To put it simply: Lewis and Clark Square doesn’t do the trick. Imagine you’re president of a welcoming committee and forgot to arrange for the creation of a festive banner, and now it’s just a bunch of people standing around and limply waving.
In fact, a hand is what the building resembles—a huge, flat hand planted between South and Water streets saying, “Halt! ” Well, make that two huge, flat hands, if your line of sight pairs the structure with the Federal Building across Water Street (though that’s at least positioned at an angle, as if to say, “All right, go on through, I guess”). Downtown just shouldn’t even remotely resemble a forbidden city.

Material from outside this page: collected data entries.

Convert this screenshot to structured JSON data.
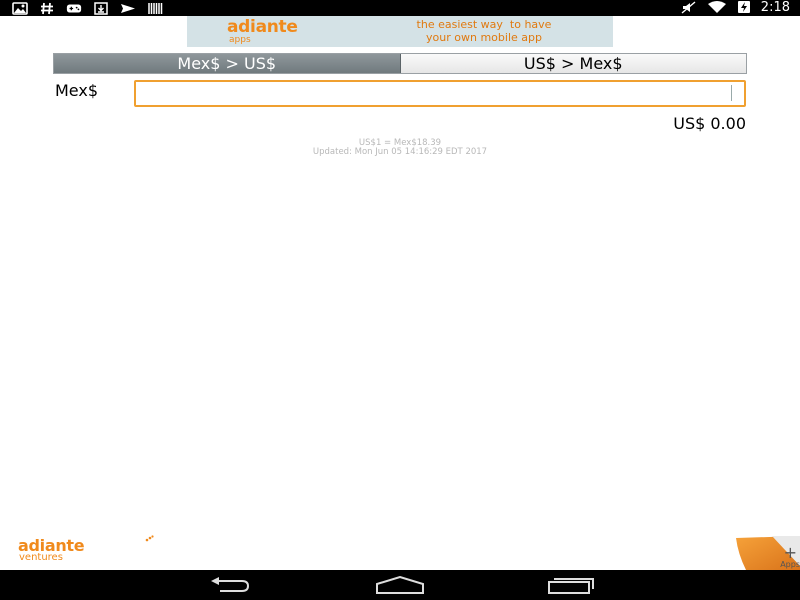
{
  "status_bar": {
    "left_icons": [
      "gallery-notification-icon",
      "hash-notification-icon",
      "gamepad-notification-icon",
      "download-notification-icon",
      "send-notification-icon",
      "barcode-notification-icon"
    ],
    "right_icons": [
      "mute-icon",
      "wifi-icon",
      "battery-charging-icon"
    ],
    "time": "2:18"
  },
  "ad_banner": {
    "brand": "adiante",
    "brand_sub": "apps",
    "tagline_line1": "the easiest way  to have",
    "tagline_line2": "your own mobile app"
  },
  "toggle": {
    "options": [
      "Mex$ > US$",
      "US$ > Mex$"
    ],
    "selected": "Mex$ > US$"
  },
  "input": {
    "label": "Mex$",
    "value": "",
    "placeholder": ""
  },
  "result": {
    "text": "US$ 0.00"
  },
  "rate_info": {
    "rate": "US$1 = Mex$18.39",
    "updated": "Updated: Mon Jun 05 14:16:29 EDT 2017"
  },
  "footer": {
    "brand": "adiante",
    "brand_sub": "ventures",
    "apps_plus": "+",
    "apps_label": "Apps"
  },
  "nav_bar": {
    "buttons": [
      "back-icon",
      "home-icon",
      "recents-icon"
    ]
  },
  "colors": {
    "accent_orange": "#f08a1c",
    "input_border": "#f0a030",
    "ad_background": "#d4e2e6",
    "toggle_active": "#7b8488"
  }
}
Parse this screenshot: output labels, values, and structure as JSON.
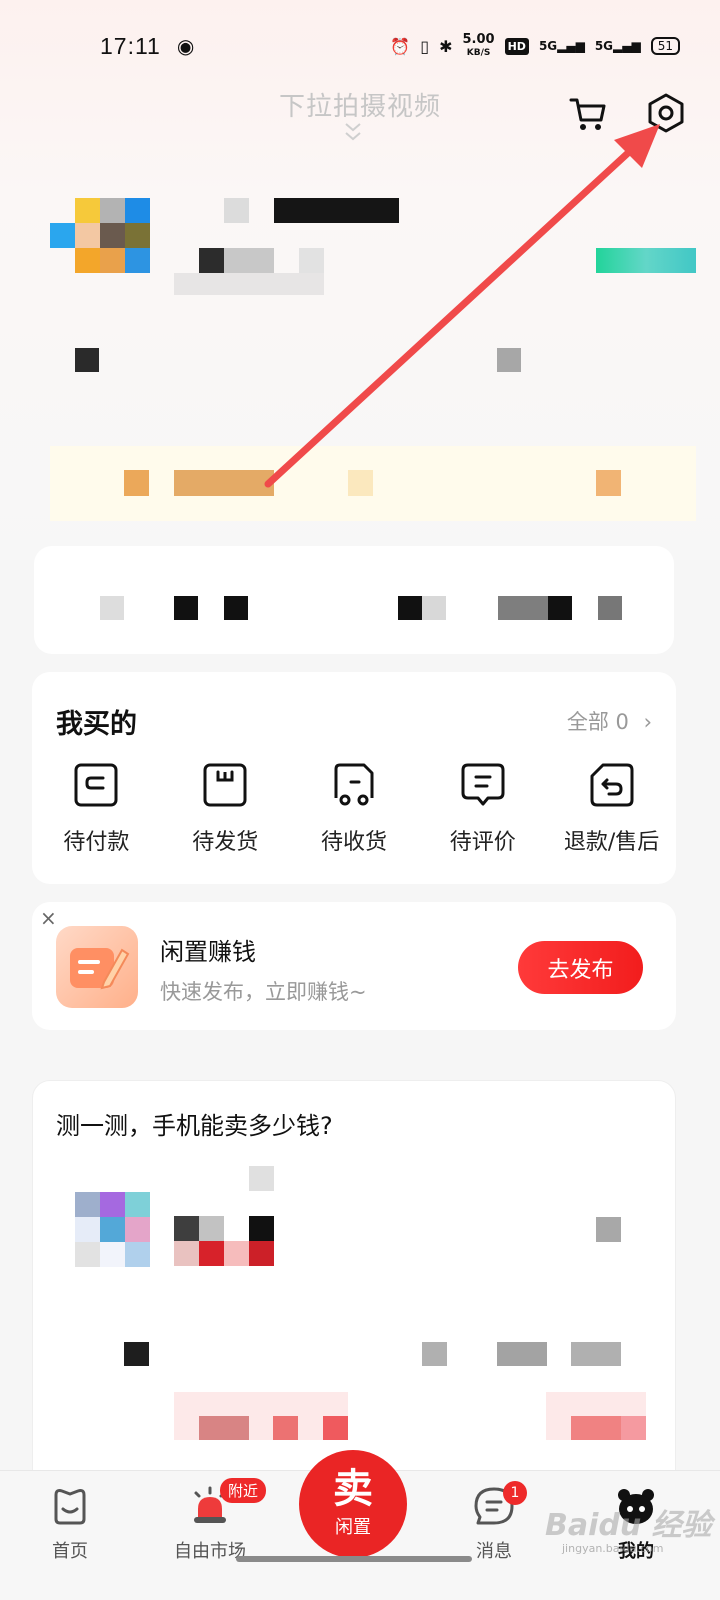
{
  "status_bar": {
    "time": "17:11",
    "weibo_icon": "weibo-icon",
    "net_speed_value": "5.00",
    "net_speed_unit": "KB/S",
    "hd_label": "HD",
    "signal_1": "5G",
    "signal_2": "5G",
    "battery": "51"
  },
  "header": {
    "pull_hint": "下拉拍摄视频",
    "cart_icon": "cart-icon",
    "settings_icon": "gear-icon"
  },
  "colors": {
    "accent_red": "#ea2525",
    "annotation_arrow": "#f04a4a"
  },
  "my_purchases": {
    "title": "我买的",
    "more_label": "全部 0",
    "items": [
      {
        "label": "待付款",
        "icon": "wallet-icon"
      },
      {
        "label": "待发货",
        "icon": "package-icon"
      },
      {
        "label": "待收货",
        "icon": "truck-icon"
      },
      {
        "label": "待评价",
        "icon": "comment-icon"
      },
      {
        "label": "退款/售后",
        "icon": "refund-icon"
      }
    ]
  },
  "promo": {
    "close": "×",
    "title": "闲置赚钱",
    "subtitle": "快速发布，立即赚钱~",
    "button": "去发布"
  },
  "phone_test": {
    "title": "测一测，手机能卖多少钱?"
  },
  "tabbar": {
    "tabs": [
      {
        "label": "首页",
        "icon": "home-icon"
      },
      {
        "label": "自由市场",
        "icon": "alarm-icon"
      },
      {
        "label": "消息",
        "icon": "message-icon"
      },
      {
        "label": "我的",
        "icon": "profile-icon"
      }
    ],
    "nearby_badge": "附近",
    "message_badge": "1",
    "sell_big": "卖",
    "sell_small": "闲置"
  },
  "watermark": {
    "main": "Baidu 经验",
    "sub": "jingyan.baidu.com"
  }
}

And then there’s the architectural style of Lewis and Clark Square, beyond its physical shape. Some might say its aesthetic incorrectness is on par with the political incorrectness of the nearby Lewis and Clark statue it’s named for. Our 21st century minds know what the big deal with the statue is: Sacagawea seems to be cowering at the feet of the conquering white men. But what’s the problem with the building? Maybe the touches of brick are too blatant an attempt to be “historical.” Maybe combining sober brown with modern “flair” and Bermuda-short-type colors seems more kitschy than savvy.
But back to the real business at (flat) hand. What is a building of that shape and dower sensibility doing in that prime space? Unfortunately, the flip side to “as humanly possible” is: “people make mistakes.”
*Correction from 9/30/08: The original story stated that Oliver Kuttner owned a unit in the building. He, in fact, once owned a portion of the building.